WETA have a comprehensive off air process. Direct mail and so on. Now they are working to align this to Contact. All the language and the message has to be changed to align with Contact.
A critical shift in values is to decisively reject the "Burning Platform" idea and to got to the Build the City on the Hill. People want to be connected to something that will grow and where they can be part of the growth. We all tire quickly of the crisis.
Dan and the gang are learning that it not enough to say that classical music is great - they have to live it themselves. They like Dr Taylor have to embody this. 90.9 in DC has to become a place. Living this means that they understand and act upon the knowledge that they do not offer a steam of content, though they do. They now know that what they offer is a Place. They offer a Refuge. They offer a Refuge in a world that is overwhelming. A world that is usually loud and crass. A world that often isolates us from others and more importantly from our very selves.
They are learning that they are the keepers of a Haven. A Haven where the age old customs of hospitality still apply.
They are learning that most of the world is disposable.
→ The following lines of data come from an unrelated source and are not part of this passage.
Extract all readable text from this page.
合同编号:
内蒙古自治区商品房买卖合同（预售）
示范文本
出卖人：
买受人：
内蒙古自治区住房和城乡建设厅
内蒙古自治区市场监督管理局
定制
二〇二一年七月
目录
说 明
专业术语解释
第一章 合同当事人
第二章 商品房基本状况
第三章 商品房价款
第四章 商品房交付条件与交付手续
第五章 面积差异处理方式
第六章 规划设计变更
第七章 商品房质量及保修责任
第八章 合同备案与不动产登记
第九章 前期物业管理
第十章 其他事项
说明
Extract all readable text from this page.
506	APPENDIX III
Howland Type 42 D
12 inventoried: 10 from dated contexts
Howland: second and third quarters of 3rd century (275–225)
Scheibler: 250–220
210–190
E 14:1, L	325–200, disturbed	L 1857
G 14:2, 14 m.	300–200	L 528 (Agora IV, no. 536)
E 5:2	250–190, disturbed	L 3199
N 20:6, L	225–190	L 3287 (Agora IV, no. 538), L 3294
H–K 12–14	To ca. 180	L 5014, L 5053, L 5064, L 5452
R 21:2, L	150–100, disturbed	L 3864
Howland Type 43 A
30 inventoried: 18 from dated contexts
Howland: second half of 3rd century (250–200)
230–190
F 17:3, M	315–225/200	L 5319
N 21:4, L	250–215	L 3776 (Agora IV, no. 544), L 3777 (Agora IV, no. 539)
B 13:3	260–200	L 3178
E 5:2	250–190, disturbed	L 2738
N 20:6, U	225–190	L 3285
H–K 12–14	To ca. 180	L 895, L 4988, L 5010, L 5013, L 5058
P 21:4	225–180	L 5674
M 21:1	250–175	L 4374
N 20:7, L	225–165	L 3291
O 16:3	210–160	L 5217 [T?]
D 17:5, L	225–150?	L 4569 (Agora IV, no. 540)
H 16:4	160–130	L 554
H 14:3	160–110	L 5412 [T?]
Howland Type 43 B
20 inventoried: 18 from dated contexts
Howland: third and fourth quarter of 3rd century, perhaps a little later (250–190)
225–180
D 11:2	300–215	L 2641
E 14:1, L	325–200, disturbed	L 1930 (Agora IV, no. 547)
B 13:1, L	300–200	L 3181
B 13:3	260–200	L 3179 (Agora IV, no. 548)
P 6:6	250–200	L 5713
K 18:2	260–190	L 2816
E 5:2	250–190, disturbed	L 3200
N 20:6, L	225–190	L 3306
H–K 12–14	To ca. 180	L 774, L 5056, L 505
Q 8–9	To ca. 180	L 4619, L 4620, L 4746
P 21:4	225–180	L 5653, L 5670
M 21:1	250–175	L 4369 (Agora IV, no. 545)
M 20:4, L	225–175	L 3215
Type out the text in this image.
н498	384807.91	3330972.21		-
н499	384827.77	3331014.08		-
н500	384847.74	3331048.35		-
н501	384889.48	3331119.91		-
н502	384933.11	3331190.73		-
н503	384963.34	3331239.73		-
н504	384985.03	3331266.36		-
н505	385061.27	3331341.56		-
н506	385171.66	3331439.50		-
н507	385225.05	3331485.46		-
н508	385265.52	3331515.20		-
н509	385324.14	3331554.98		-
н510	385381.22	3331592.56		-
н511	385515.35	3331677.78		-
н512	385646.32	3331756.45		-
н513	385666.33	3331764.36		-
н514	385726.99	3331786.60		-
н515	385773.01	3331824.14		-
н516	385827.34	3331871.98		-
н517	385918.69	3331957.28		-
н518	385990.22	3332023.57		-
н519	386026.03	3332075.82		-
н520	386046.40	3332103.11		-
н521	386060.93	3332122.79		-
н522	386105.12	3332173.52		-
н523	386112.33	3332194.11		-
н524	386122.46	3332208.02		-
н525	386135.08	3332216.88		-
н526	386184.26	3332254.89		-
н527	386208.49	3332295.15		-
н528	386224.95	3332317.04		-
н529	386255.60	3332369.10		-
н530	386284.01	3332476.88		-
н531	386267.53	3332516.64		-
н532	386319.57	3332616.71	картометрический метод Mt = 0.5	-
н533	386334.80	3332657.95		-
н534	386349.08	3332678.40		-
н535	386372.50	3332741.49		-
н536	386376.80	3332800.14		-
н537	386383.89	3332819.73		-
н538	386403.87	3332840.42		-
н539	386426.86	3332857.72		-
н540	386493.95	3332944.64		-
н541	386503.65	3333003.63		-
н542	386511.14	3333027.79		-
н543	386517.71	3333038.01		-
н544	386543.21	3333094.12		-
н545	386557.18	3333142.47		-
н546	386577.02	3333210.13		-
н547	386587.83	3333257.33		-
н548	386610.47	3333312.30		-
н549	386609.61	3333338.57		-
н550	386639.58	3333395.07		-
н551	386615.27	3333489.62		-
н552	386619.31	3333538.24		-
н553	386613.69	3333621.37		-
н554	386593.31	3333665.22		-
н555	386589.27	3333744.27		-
Content is disposable. People are disposable.
In this context, they are struggling to find out how to make what they do non disposable. How to make you non disposable. What might this be worth? Can you see hwy this may be different?
Is this idea just applicable for a classical music station?
Dan and WETA are not there yet. But they are on their way. It feels real to them. It feels real to those that love classical music in DC too. And surely the voyage is taken together and maybe it never ends either.